Coneys are all-beef hot dogs cooked in beef broth for added flavor. Toppings include cheese, coleslaw and onions. Two Coneys with cheese, for example, are $5.69.
Pasta is big, too. A plate of spaghetti with Coney sauce, cheese and onions is $5.25, or $8.25 for a large.
Jessica Jasper said the menu travels well, whether for pickup or delivery.
“I like the idea we can be simple,” she said.
Despite the size of the space, about half is reserved for inside dining. Lack of parking was an initial concern for Jasper, but she said those who spend a minimum of $15 on food receive an hour of validated parking at a nearby garage.
Hours are 10:30 a.m. to 6 p.m. Mondays through Fridays. For more information, call 614-502-0028.
Meanwhile, Prince is branching out into another project called Dad’s Coneys and Wraps, which will operate under his organization, Veterans with Vision: Leaving None Behind.
Prince said he is seeking nonprofit status for the group.
Prince, a former U.S. Marine, said he is working with Columbus North Elks Lodge 2700 in Northland to open the first Dad’s. He said he is working with Columbus State Community College to find veterans graduating from the hospitality program to own each of the future Dad’s. He said he would receive a 5% royalties fee, which would go back to the organization, and the owners keep the rest.
Prince said he is working with additional Elks and Veterans of Foreign Wars posts across central Ohio.

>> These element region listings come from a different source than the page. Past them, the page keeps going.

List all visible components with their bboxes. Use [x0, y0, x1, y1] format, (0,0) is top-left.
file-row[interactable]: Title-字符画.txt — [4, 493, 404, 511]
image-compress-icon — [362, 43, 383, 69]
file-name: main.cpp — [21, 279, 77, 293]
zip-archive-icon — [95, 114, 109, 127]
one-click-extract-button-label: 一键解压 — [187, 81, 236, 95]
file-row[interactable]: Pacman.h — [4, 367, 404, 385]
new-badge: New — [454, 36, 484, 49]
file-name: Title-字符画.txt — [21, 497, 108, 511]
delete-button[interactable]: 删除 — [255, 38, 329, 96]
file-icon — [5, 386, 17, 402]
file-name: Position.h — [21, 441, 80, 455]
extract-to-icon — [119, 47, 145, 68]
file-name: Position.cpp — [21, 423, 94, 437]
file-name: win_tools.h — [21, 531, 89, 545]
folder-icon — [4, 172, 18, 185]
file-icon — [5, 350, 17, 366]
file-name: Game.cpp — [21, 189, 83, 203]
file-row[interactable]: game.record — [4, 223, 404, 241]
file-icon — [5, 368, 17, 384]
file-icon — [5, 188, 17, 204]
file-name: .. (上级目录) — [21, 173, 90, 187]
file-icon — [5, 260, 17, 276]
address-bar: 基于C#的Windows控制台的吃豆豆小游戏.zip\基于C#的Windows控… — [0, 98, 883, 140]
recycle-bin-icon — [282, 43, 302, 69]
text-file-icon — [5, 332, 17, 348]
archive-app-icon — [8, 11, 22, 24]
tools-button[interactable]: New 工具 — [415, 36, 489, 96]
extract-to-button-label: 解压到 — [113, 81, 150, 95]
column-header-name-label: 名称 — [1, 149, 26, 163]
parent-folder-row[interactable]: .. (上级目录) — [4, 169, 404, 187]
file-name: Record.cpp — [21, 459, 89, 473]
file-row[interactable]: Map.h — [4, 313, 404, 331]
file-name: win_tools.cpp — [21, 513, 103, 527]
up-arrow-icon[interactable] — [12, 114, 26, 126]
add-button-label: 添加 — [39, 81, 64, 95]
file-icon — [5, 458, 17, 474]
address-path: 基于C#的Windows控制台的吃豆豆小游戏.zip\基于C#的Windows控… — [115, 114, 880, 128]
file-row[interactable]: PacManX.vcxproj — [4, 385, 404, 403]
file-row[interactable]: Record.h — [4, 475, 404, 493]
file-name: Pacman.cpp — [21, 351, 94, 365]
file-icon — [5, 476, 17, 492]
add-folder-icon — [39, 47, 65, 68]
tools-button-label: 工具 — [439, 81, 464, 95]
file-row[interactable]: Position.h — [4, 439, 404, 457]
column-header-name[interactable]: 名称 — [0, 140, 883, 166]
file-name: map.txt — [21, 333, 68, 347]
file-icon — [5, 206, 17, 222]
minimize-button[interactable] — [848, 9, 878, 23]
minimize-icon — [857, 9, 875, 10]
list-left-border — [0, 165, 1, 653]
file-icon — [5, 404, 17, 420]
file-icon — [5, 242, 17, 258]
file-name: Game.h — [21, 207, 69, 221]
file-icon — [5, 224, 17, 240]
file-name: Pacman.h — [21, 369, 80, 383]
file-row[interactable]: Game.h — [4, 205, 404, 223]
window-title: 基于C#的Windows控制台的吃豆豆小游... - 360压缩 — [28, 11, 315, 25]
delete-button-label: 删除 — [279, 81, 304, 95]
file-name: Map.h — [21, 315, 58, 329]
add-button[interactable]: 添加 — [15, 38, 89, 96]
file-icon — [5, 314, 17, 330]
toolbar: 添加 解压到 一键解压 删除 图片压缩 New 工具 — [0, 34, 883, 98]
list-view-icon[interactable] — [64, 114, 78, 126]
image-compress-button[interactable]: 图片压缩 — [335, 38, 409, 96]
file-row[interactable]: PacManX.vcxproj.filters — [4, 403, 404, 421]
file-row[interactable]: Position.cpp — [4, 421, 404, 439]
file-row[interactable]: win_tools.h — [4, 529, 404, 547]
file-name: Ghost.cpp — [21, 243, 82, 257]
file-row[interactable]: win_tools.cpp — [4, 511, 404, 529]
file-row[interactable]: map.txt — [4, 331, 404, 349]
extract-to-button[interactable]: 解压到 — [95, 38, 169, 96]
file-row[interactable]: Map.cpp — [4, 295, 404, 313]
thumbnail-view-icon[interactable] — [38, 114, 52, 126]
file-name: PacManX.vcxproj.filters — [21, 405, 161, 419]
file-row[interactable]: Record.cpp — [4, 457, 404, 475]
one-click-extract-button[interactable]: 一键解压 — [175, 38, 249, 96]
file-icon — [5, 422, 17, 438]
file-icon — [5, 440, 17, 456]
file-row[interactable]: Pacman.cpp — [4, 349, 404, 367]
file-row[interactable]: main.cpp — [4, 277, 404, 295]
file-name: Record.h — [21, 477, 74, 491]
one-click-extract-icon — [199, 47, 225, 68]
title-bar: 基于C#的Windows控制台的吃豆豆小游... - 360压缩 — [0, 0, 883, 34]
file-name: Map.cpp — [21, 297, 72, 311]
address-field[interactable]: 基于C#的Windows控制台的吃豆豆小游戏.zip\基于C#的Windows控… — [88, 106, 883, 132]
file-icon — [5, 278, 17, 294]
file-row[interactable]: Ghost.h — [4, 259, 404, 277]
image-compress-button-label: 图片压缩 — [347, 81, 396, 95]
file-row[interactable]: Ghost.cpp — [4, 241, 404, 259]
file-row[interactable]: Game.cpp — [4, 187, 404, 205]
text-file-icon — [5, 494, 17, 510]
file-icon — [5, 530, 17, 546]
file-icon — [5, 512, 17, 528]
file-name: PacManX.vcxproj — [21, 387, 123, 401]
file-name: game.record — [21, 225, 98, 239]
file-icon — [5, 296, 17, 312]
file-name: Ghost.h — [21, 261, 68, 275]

“It’s going to be an easy menu for them,” he said.
French toast host
Valter Veliu has a new side hustle.
The chef and owner of the Valter’s at the Maennerchor, which is inside the Columbus Maennerchor in the Brewery District, has acquired the old Shade’s Restaurant property at 2486 S. High St., south of Frank Road.

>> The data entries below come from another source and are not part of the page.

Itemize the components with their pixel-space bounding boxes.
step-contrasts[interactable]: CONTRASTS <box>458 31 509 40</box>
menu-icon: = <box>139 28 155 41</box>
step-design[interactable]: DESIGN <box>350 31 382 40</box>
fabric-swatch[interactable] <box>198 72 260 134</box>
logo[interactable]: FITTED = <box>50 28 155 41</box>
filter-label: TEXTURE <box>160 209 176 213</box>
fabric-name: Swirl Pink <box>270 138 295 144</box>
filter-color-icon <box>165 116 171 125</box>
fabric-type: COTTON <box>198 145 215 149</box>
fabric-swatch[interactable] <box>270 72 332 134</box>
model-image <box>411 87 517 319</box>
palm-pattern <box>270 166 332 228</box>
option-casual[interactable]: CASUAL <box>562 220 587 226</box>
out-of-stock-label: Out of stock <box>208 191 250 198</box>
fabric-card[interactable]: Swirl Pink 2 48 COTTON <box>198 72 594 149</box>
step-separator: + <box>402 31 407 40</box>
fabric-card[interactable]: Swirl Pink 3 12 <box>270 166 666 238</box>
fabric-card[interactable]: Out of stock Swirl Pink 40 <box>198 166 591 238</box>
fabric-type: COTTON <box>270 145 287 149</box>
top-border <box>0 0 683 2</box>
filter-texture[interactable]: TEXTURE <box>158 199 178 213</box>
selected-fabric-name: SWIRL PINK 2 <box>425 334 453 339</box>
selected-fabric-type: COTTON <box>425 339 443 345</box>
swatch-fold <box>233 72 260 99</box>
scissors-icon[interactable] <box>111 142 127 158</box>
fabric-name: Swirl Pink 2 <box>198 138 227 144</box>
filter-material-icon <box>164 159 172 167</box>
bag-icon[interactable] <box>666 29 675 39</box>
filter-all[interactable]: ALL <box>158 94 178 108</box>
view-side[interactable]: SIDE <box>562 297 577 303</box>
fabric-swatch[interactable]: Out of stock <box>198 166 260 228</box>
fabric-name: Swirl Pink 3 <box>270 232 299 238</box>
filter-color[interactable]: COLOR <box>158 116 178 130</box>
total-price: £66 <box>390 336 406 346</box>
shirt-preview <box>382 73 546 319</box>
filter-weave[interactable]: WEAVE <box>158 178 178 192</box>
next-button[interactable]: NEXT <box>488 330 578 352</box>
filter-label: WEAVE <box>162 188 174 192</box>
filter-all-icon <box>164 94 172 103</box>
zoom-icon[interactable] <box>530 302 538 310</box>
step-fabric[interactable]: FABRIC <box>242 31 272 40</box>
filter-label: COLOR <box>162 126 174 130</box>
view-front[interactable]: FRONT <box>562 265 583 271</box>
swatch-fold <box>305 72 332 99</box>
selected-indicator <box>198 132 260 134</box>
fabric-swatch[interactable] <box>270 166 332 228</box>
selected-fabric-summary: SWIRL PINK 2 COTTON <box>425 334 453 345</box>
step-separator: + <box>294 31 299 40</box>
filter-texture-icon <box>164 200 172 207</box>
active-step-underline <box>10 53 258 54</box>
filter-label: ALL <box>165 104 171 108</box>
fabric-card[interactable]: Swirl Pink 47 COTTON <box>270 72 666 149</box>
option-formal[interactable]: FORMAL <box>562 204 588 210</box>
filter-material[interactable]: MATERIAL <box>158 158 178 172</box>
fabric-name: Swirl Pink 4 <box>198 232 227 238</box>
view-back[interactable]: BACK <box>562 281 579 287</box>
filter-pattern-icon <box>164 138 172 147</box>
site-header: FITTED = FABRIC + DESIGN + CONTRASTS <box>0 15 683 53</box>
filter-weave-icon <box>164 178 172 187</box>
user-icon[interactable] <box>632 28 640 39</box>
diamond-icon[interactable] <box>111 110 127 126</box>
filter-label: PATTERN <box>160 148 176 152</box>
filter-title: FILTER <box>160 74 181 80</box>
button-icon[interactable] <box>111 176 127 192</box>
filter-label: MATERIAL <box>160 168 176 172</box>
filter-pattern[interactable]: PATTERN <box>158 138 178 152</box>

Veliu said he has begun renovation on the restaurant, which should be open by next year.
“It’s going to take some time,” he said. “We’re talking about a half-million-dollar investment.”
The working title is Shade’s French Toast House, but that could change, Veliu said.
The restaurant will serve scratch breakfast and lunch fare. One of his goals is create the best hash browns in the city. They involve freshly grated potatoes, a blazing hot skillet, oil and butter.
On a related note, Veliu recently cemented an 18-month lease at the Maennerchor, 976 S. High St.
Watershed Distillery’s three single-barrel bourbons that hit state liquor-store shelves March 22.
The distribution was made possible through the help of the Ohio Division of Liquor Control, which selected Watershed for its fourth private-barrel selections program.
Watershed is the first Ohio distillery to be chosen for that program, which was started in 2017.
Ambry Spice, Ohio Honeycomb and Pilfer’s Pick, all aged a minimum of four years in Ohio-made bourbon barrels, will be available at 25 state liquor agencies across Ohio.
The Halal Guys has announced its foray to Columbus, with plans to open seven locations in the central Ohio area.
Franchisee Smart Food Choice LLC will be the leader in the local expansion, with the first restaurant expected to open by the end of the year.
The concept, which was started in 1990, is known for halal meats and a custom garlic white sauce, plus hummus, babaganoush, falafel and baklava.